Vitamins E, C and Age‐Related Diseases

Matt Pratt‐Hyatt, Ph.D.

Age‐related diseases are becoming more commonplace as the population's average age increases. These age‐related diseases include macular degeneration (AMD), hearing loss, and dementia. Many people believe that development of these diseases is inevitable, and that nothing can be done to control their occurrence; however studies have shown that treatment with antioxidant vitamins prevents and sometimes reverses the onset of these age‐related diseases.

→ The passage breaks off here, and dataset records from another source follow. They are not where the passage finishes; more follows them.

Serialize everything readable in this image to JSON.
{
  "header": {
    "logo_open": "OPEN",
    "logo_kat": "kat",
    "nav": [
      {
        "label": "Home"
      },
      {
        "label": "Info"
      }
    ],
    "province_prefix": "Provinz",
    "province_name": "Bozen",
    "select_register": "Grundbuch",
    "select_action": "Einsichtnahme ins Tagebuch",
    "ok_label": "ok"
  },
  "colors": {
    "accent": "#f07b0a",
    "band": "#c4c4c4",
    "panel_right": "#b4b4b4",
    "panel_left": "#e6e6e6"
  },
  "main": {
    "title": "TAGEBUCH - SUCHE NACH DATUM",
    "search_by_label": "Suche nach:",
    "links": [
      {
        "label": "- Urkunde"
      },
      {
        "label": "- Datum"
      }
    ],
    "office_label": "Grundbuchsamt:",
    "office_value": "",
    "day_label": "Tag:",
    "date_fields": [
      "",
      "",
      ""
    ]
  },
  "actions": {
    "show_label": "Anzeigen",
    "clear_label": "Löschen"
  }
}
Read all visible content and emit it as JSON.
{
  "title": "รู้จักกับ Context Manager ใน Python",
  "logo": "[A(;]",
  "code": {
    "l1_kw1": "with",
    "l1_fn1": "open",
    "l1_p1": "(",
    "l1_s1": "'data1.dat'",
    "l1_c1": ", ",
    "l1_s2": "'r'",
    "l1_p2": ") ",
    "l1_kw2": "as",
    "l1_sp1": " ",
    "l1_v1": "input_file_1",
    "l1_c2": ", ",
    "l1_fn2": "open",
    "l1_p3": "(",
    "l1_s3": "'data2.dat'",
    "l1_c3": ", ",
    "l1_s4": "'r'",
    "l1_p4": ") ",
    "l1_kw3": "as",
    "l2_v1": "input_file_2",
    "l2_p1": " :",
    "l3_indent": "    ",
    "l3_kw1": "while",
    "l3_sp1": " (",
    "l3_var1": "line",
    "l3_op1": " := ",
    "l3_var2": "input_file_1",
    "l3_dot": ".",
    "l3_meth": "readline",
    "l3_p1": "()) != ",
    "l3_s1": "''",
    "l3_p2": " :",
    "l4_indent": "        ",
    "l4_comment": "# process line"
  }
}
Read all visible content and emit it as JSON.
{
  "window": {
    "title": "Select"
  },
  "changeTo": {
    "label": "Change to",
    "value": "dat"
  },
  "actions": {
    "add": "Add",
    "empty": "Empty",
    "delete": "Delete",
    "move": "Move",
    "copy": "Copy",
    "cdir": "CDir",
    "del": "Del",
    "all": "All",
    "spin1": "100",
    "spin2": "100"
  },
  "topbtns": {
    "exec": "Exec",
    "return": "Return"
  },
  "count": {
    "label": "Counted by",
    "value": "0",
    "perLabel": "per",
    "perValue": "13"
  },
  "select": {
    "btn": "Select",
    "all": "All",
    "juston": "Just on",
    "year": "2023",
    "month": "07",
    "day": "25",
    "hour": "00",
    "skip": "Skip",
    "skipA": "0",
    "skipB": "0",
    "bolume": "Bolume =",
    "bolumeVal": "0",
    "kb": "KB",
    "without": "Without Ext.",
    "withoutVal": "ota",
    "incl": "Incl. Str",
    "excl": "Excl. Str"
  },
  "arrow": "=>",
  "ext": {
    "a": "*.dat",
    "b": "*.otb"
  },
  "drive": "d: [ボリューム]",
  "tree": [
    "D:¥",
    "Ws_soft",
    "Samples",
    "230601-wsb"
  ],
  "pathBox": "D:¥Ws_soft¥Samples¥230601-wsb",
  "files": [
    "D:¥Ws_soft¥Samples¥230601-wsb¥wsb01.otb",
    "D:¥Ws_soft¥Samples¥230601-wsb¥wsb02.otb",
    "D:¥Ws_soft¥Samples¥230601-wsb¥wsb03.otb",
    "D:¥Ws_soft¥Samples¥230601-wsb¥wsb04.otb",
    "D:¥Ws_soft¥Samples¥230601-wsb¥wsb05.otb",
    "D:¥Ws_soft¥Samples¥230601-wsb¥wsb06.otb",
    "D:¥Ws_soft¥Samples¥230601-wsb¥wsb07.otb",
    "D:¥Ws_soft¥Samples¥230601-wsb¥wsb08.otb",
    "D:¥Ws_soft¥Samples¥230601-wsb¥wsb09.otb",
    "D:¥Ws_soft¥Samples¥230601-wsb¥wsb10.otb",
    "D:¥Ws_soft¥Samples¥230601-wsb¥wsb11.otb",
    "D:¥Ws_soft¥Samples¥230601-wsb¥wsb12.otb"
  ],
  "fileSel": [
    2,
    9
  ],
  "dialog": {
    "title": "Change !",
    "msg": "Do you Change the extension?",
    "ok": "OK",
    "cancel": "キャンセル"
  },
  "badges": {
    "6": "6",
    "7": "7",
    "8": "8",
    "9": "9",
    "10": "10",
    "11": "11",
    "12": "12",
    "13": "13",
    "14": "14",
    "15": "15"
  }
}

As our population's average age increases, the incidence of dementia as well as hearing and vision loss has also increased. The Eye Diseases Prevalence Research Group projects that the rate of age‐related macular degeneration (AMD) in the United States would double from 2004 to 2020. The Better Hearing Institute reports that 3 in 10 people over the age of 60 have hearing loss. The development of vision and hearing loss can be a very stressful situation for patients. Difficulty with hearing can cause stress in social situations due to the production of muffled sounds, required frequent repetition of others speaking, and ringing in the ears. Loss of vision can also create its own difficulties such as struggles with reading and the decreased ability to drive over time.

Recent studies have found that antioxidant intake can have beneficial effects in the alleviation of these age‐related diseases. In 2001 the National Institutes of Health published a report in the Journal of the American Medical Association Ophthalmology of a study with 3,640 participants that indicated that supplementation with vitamins C and E, beta carotene, and zinc decreased AMD and vision loss. In 2013 a joint study between the University of Michigan, University of Toronto, and Seoul National University of Medicine found that patients that took supplements of vitamin C and magnesium had significantly better hearing at high frequencies. Finally a 2010 study of 5,395 participants who were 55 years and older found that patients that took vitamin E supplements were 25% less likely to develop dementia. This study collaborates an earlier longitudinal study in 2000 of 3,385 men that suggested that vitamin E and C supplements may protect against dementia.

These studies raises the question of how much vitamin E and C someone worried about age‐related disease should be taking. The consensus of these studies is that 500 mg of vitamin C and 400 international units (I.U.) of Vitamin E were sufficient to obtain these results. However, patients should consult with their medical practitioner before starting a vitamin regiment.

Clinical References:

  • 1. Kochkin S. (2001). MarkeTrak VI: The VA and direct mail sales spark growth in hearing aid market. The Hearing Review, 8 (12): 16‐24,63‐65.
  • 2. Age‐Related Eye Disease Study Research Group. (2001) A Randomized, Placebo‐Controlled, Clinical Trial of High‐Dose Supplementation With Vitamins C and E, Beta Carotene, and Zinc for Age‐Related Macular Degeneration and Vision Loss: AREDS Report No. 8. Arch Ophthalmol. 2001;119(10):1417‐1436.
  • 3. Choi Y et al. (2014) Antioxidant vitamins and magnesium and the risk of hearing loss in the US general population. Am J Clin Nutr. 99 (1) 148‐55.
  • 4. Devore EE et al. (2010) Dietary antioxidants and long‐term risk of dementia. Arch Neurol. 67 (7) 819‐825.
  • 5. Masaki KH et al. (2000) Association of Vitamin E and C supplement use with cognitive function and dementia in elderly men. Neurology 54 (6): 1265‐72.